昨日、クリスから渡されたばかりの綺麗なメイド服が、男たちの乱暴な手で引き裂かれる。


「!?」


胸の桜色が見えてしまい、息を飲む音がするが、フィニは、それ以上、悲鳴も何も出せない。


そして、武器庫の床に無理やり押し倒されて、手足を押さえつけられ、ついには服まで引き裂かれてしまった訳だ。

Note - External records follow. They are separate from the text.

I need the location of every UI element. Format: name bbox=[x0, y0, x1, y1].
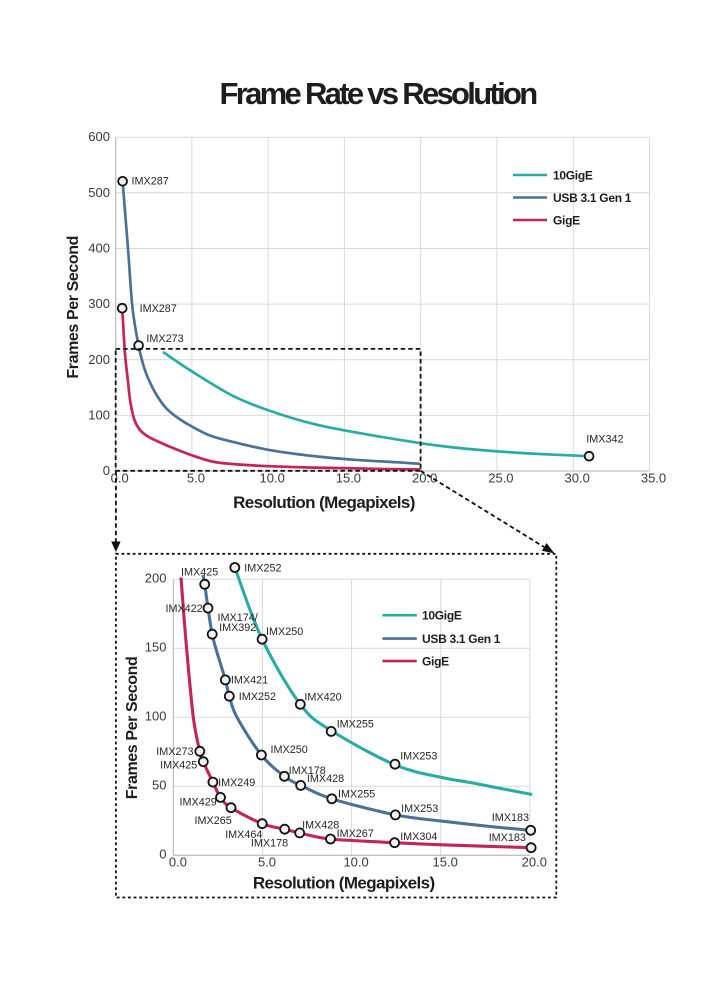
svg-text:500: 500 bbox=[88, 185, 110, 200]
svg-text:IMX255: IMX255 bbox=[338, 788, 375, 800]
svg-text:400: 400 bbox=[88, 241, 110, 256]
svg-text:200: 200 bbox=[88, 352, 110, 367]
svg-text:35.0: 35.0 bbox=[641, 471, 666, 486]
svg-text:USB 3.1 Gen 1: USB 3.1 Gen 1 bbox=[553, 191, 632, 205]
svg-text:10GigE: 10GigE bbox=[553, 169, 593, 183]
svg-text:IMX287: IMX287 bbox=[140, 303, 177, 315]
svg-text:15.0: 15.0 bbox=[336, 471, 361, 486]
svg-text:IMX249: IMX249 bbox=[218, 777, 255, 789]
svg-text:10GigE: 10GigE bbox=[422, 609, 462, 623]
svg-text:GigE: GigE bbox=[553, 214, 580, 228]
svg-text:IMX428: IMX428 bbox=[307, 773, 344, 785]
svg-text:IMX252: IMX252 bbox=[239, 691, 276, 703]
svg-text:5.0: 5.0 bbox=[187, 471, 205, 486]
svg-text:150: 150 bbox=[145, 639, 167, 654]
svg-text:IMX253: IMX253 bbox=[400, 751, 437, 763]
svg-text:Resolution (Megapixels): Resolution (Megapixels) bbox=[233, 493, 415, 512]
svg-text:IMX178: IMX178 bbox=[289, 765, 326, 777]
svg-text:IMX183: IMX183 bbox=[492, 812, 529, 824]
svg-text:0: 0 bbox=[103, 463, 110, 478]
svg-text:IMX267: IMX267 bbox=[337, 828, 374, 840]
svg-text:IMX425: IMX425 bbox=[160, 759, 197, 771]
svg-text:USB 3.1 Gen 1: USB 3.1 Gen 1 bbox=[422, 632, 501, 646]
svg-text:IMX183: IMX183 bbox=[489, 832, 526, 844]
svg-text:IMX425: IMX425 bbox=[181, 567, 218, 579]
svg-text:300: 300 bbox=[88, 296, 110, 311]
svg-text:Frames Per Second: Frames Per Second bbox=[65, 236, 82, 379]
svg-text:IMX342: IMX342 bbox=[586, 434, 623, 446]
svg-text:IMX429: IMX429 bbox=[180, 797, 217, 809]
svg-text:600: 600 bbox=[88, 129, 110, 144]
svg-text:100: 100 bbox=[88, 407, 110, 422]
svg-text:5.0: 5.0 bbox=[258, 855, 276, 870]
svg-text:Frame Rate vs Resolution: Frame Rate vs Resolution bbox=[220, 76, 538, 111]
svg-text:GigE: GigE bbox=[422, 655, 449, 669]
svg-text:200: 200 bbox=[145, 570, 167, 585]
svg-text:IMX421: IMX421 bbox=[231, 674, 268, 686]
svg-text:IMX273: IMX273 bbox=[146, 333, 183, 345]
svg-text:IMX464: IMX464 bbox=[225, 829, 262, 841]
svg-text:10.0: 10.0 bbox=[343, 855, 368, 870]
svg-text:IMX420: IMX420 bbox=[304, 691, 341, 703]
svg-text:25.0: 25.0 bbox=[488, 471, 513, 486]
svg-text:IMX422: IMX422 bbox=[165, 603, 202, 615]
svg-text:Frames Per Second: Frames Per Second bbox=[124, 657, 141, 800]
svg-text:IMX178: IMX178 bbox=[251, 838, 288, 850]
svg-text:15.0: 15.0 bbox=[433, 855, 458, 870]
svg-text:0: 0 bbox=[159, 846, 166, 861]
svg-text:IMX250: IMX250 bbox=[271, 744, 308, 756]
svg-text:50: 50 bbox=[152, 777, 166, 792]
svg-text:IMX392: IMX392 bbox=[219, 622, 256, 634]
svg-text:IMX265: IMX265 bbox=[195, 815, 232, 827]
svg-text:Resolution (Megapixels): Resolution (Megapixels) bbox=[253, 873, 435, 892]
svg-text:IMX304: IMX304 bbox=[400, 831, 437, 843]
svg-text:20.0: 20.0 bbox=[412, 471, 437, 486]
svg-text:20.0: 20.0 bbox=[522, 855, 547, 870]
svg-text:IMX273: IMX273 bbox=[156, 746, 193, 758]
svg-text:IMX174/: IMX174/ bbox=[218, 612, 258, 624]
svg-text:IMX253: IMX253 bbox=[401, 803, 438, 815]
svg-text:IMX252: IMX252 bbox=[244, 563, 281, 575]
svg-text:IMX255: IMX255 bbox=[337, 719, 374, 731]
svg-text:IMX250: IMX250 bbox=[266, 626, 303, 638]
svg-text:IMX428: IMX428 bbox=[302, 820, 339, 832]
svg-text:30.0: 30.0 bbox=[565, 471, 590, 486]
svg-text:IMX287: IMX287 bbox=[132, 176, 169, 188]
svg-text:10.0: 10.0 bbox=[260, 471, 285, 486]
svg-text:100: 100 bbox=[145, 708, 167, 723]
svg-text:0.0: 0.0 bbox=[111, 471, 129, 486]
svg-text:0.0: 0.0 bbox=[169, 855, 187, 870]
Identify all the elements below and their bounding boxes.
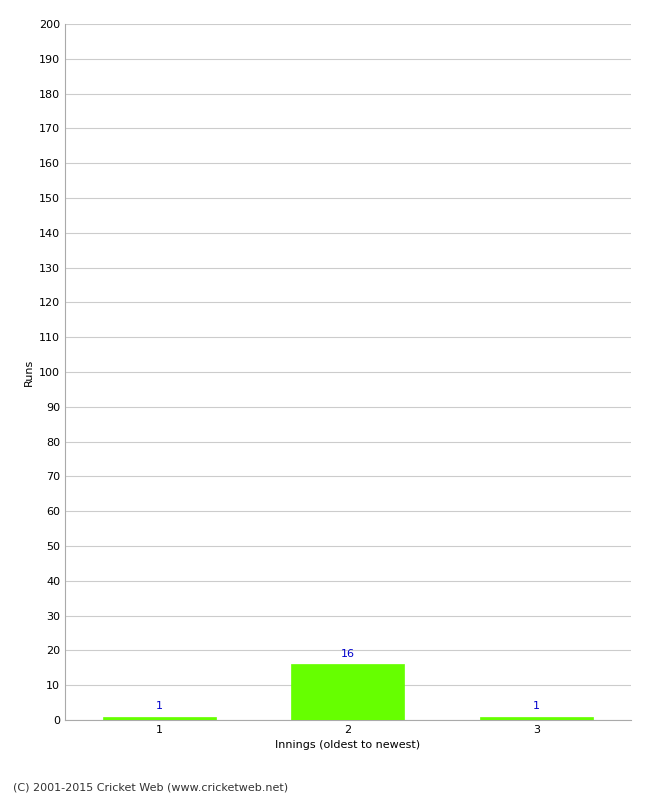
Bar (103, 717, 216, 720)
Y-axis label: Runs: Runs (23, 358, 33, 386)
Text: 16: 16 (341, 649, 355, 659)
X-axis label: Innings (oldest to newest): Innings (oldest to newest) (275, 741, 421, 750)
Bar (480, 717, 593, 720)
Text: 1: 1 (156, 702, 162, 711)
Text: 1: 1 (533, 702, 540, 711)
Bar (291, 664, 404, 720)
Text: (C) 2001-2015 Cricket Web (www.cricketweb.net): (C) 2001-2015 Cricket Web (www.cricketwe… (13, 782, 288, 792)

「へぇ!裸にすれば、人間の形はしているんだなぁ!ちと、すっきりするか?」

「こんな人以下に欲情するとか、お前も大概だな」

「ヘッ。道具使って処理するようなもんだよ」


残った最後の下着さえ奪われようとしたとき、フィニは胸を押さえていた手を、下着を押さえるために使った。露わになってしまった胸を、気にすることすら出来ず下着を押さえ付ける事態に、フィニは悔しくて、悲しくて涙する。


クリス以外なんて、フィニには考えられないのだ。


「ガキが抵抗すんじゃねぇぞ!」

「お前のような人間モドキを人間の私が浄化してやるんだから、ありがたく受け入れろや!」


男は細身のフィニへ馬乗りになって、平手で何度も殴りつける。しかし、フィニは決して抵抗を止めなかった。


「強情なクソガキだな。面倒くさくなったな。ヒルデスさん、こいつもう殺しちまいましょう」

「ち、まぁいいか。殺して、あの出来損ないを絶望させるのも一興だな…おい、私の剣を取…」


フィニに馬乗りになって男が「取れ」そう言おうとしたそのとき、爆音が部屋に響いた。